In the late ’90s I thought COM (Microsoft’s Component Object Model) was the way of the future. The whole architecture starting with the IUnknown
interface was very elegant. And to hear Don Box explain it, COM was almost inevitable.
I was reminded of COM when I saw the slides for Kevlin Henney’s presentation Worse is better, for better or for worse. Henney quotes William Cook’s paper that has this to say about COM:
To me, the prohibition of inspecting the representation of other objects is one of the defining characteristics of object oriented programming. …
One of the most pure object-oriented programming models yet defined is the Component Object Model (COM). It enforces all of these principles rigorously. Programming in COM is very flexible and powerful as a result.
And yet programming COM was painful. I wondered at the time why something so elegant in theory was so difficult in practice.
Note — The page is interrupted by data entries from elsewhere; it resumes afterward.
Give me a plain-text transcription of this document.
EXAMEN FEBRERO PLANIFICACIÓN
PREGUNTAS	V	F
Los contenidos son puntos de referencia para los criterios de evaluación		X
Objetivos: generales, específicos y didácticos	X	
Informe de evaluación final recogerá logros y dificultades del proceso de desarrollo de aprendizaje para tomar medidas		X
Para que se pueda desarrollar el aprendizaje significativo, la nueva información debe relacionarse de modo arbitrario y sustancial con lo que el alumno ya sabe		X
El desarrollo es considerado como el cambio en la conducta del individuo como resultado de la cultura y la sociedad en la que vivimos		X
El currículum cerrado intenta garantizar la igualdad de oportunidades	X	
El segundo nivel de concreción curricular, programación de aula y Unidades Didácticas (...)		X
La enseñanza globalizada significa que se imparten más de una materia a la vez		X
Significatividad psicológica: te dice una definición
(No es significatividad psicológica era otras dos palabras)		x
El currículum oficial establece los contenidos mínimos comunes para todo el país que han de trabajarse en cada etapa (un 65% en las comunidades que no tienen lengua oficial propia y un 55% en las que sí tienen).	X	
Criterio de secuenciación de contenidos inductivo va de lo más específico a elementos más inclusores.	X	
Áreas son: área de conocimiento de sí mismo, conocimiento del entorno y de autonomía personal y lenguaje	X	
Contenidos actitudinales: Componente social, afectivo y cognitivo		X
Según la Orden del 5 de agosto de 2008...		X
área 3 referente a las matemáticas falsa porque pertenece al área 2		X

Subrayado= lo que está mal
I have some ideas on this, but I haven’t thought through them enough to write them down.
Just as I was starting to grok COM, someone from Microsoft told me “COM is dead” and hinted at a whole new approach to software development that would be coming out of Microsoft, what we now call .NET.
COM had some good ideas, and some of these ideas have been reborn in WinRT. I’ve toyed with the idea of a blog post like “Lessons from COM,” but I doubt I’ll ever write that. This post is probably as close as I’ll get.
By the way, this post speaks of COM in the past tense as is conventional: we speak of technologies in the past tense, not when they disappear, but when they become unfashionable. Countless COM objects are running on countless machines, including on Mac and Unix systems, but COM has definitely fallen out of fashion.